All other publications

Grants

  • Swedish Research Council
    1 January 2022 - 31 December 2025
    Cancer is a unique disease in which cells acquire positive traits for survival, mirroring species evolution. Classical methods to identify driver mutations aim to detect the signatures of Darwinian positive selection, which appear as 3D-clusters of dozens of mutations in localized regions of protein structures. Such methods cannot explain the reasons for mutational clustering, which requires understanding how the protein structure is linked to function: the so-called conformational changes.
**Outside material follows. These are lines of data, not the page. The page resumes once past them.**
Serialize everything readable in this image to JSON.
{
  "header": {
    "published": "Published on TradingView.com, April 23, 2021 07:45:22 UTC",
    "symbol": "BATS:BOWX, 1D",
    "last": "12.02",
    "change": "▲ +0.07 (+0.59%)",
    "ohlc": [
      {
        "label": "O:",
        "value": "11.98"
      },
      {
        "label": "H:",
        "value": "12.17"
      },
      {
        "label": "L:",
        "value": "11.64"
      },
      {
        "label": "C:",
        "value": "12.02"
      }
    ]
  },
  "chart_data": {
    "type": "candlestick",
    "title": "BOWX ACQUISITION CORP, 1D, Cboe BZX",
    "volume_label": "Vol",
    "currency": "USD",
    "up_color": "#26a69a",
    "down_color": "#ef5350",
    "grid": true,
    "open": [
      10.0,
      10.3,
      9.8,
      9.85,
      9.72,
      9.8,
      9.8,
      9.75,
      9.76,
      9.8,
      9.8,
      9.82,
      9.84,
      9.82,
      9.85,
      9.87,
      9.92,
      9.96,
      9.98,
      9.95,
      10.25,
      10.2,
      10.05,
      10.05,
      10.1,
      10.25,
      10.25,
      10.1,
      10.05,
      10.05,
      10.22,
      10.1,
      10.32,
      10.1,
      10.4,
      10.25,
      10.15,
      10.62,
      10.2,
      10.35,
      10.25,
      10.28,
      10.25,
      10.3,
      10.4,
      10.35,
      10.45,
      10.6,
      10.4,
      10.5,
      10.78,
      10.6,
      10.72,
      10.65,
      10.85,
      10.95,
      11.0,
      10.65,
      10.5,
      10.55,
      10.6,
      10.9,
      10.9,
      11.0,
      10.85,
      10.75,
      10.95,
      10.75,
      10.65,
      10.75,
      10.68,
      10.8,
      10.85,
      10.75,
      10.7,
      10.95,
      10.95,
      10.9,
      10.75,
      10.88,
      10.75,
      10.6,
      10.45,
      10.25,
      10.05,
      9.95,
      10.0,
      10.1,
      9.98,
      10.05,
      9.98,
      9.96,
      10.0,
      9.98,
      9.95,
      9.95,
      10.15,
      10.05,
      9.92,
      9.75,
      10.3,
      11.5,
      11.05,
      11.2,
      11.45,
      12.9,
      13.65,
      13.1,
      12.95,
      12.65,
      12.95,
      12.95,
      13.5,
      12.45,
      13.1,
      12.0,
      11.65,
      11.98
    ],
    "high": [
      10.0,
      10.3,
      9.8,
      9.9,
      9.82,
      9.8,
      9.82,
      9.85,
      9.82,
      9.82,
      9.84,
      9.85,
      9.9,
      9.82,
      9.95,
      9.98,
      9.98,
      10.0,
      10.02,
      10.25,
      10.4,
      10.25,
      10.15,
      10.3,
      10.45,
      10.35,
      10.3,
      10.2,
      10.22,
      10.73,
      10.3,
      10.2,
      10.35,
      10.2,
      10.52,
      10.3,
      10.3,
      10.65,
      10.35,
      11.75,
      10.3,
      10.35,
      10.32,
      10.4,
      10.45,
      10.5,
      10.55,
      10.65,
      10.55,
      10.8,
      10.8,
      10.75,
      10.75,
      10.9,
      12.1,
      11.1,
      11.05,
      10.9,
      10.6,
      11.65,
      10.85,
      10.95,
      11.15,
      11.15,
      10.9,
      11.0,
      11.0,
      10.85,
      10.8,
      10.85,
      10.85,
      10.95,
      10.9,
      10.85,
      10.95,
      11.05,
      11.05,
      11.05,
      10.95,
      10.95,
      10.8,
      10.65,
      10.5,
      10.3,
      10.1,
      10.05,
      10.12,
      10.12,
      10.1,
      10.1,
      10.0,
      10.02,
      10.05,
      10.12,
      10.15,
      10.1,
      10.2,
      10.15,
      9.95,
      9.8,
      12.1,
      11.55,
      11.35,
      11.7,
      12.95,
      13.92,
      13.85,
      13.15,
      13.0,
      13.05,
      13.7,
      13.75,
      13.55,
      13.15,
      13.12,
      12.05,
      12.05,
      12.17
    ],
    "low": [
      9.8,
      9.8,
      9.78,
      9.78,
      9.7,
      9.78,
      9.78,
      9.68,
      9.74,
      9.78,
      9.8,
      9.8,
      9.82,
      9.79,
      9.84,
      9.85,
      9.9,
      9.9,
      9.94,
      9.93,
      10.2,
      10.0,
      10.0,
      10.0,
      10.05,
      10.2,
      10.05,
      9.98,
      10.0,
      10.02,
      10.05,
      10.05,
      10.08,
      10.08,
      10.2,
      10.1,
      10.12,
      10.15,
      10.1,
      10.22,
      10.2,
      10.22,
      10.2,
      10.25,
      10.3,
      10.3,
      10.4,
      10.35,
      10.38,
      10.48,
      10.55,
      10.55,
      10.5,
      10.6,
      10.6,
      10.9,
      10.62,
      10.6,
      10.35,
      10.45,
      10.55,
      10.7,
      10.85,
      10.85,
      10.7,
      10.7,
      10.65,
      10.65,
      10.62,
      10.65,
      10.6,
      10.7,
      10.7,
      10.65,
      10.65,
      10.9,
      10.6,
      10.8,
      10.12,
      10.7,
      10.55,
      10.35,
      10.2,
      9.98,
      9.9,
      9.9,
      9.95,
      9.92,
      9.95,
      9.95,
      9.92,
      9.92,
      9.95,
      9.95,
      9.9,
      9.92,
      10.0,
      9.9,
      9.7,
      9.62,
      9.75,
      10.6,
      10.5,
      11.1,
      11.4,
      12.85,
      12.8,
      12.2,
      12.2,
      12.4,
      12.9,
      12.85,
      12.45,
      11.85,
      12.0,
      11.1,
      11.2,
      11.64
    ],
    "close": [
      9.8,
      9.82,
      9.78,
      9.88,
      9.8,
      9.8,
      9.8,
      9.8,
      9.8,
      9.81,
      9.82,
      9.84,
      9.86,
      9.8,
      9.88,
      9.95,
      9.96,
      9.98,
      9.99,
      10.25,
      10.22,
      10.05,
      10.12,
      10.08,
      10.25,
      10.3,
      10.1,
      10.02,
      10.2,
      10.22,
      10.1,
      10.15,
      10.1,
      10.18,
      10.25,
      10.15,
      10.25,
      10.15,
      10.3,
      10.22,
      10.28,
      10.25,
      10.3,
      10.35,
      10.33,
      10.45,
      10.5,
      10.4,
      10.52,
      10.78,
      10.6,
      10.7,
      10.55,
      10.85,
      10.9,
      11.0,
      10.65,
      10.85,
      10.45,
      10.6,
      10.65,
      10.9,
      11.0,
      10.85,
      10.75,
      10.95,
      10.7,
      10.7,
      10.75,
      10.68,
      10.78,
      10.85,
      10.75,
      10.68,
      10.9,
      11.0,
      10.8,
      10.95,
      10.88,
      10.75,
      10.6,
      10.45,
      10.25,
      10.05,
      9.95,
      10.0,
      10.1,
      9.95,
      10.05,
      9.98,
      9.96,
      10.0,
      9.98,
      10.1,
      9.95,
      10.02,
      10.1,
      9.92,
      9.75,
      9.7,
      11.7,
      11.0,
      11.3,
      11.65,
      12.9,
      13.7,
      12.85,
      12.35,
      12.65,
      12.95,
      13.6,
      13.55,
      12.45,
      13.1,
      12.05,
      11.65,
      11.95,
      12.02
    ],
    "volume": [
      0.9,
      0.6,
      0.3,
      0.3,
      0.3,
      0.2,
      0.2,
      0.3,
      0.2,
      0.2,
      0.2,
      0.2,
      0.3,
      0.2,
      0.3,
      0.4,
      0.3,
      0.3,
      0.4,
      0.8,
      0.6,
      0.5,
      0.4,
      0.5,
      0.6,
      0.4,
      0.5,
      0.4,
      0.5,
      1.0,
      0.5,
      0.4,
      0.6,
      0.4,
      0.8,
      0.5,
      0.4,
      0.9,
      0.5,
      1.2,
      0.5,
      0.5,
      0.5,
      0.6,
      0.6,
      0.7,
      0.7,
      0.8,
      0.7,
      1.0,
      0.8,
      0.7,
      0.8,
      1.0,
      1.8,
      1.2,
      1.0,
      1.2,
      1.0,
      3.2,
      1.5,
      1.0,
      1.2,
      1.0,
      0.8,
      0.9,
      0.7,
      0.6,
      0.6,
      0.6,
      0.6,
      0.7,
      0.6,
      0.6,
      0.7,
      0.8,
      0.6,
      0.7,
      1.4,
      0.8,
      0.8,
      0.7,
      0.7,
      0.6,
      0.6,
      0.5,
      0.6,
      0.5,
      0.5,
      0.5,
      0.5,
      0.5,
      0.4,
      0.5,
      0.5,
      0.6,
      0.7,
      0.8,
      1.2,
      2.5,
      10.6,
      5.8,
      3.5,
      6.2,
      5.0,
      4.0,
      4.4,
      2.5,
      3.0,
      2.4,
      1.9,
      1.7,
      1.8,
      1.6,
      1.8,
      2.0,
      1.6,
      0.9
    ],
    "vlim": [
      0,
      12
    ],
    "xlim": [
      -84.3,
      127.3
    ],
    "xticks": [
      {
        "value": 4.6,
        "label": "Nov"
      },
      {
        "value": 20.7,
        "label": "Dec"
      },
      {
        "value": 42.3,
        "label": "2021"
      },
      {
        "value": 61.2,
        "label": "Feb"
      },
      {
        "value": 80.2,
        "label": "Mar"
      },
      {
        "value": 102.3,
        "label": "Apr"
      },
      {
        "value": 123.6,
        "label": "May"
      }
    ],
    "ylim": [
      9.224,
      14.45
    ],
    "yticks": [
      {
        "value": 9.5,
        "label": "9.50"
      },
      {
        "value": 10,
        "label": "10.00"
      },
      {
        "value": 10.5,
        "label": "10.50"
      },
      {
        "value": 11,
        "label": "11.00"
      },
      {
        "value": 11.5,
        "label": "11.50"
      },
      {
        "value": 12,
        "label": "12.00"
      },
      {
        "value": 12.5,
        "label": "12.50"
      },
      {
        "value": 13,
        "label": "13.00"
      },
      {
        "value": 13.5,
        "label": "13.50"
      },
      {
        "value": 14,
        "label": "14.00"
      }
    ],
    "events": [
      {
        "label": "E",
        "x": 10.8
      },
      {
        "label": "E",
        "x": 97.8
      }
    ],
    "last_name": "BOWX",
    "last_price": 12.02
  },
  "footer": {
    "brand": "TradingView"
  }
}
Here we propose to apply an innovative methodology that pushes genomic data towards conformational mutation profiling using simulations, structural techniques, and molecular biology. We have successfully applied this approach to the oncogene EGFR, revealing how heterogeneous missense and deletion mutations evolutionarily converge in glioblastoma to a similar structural-functional effect, and thus respond to the same drugs. Our findings shed light on how apparently diverse mutations can be biochemically equivalent, reducing the complexity of tumor heterogeneity to fewer evolutionarily selected traits. Our preliminary results indicate evolutionarily convergent structural traits appear in many other unexpected proteins such as sugar transporters, channels and pumps. This project aims to explore in the extent and role of molecular convergence in cancer in two phases -computational and experimental- with the goal to understand the biological effect of mutations and rationalize cancer therapy.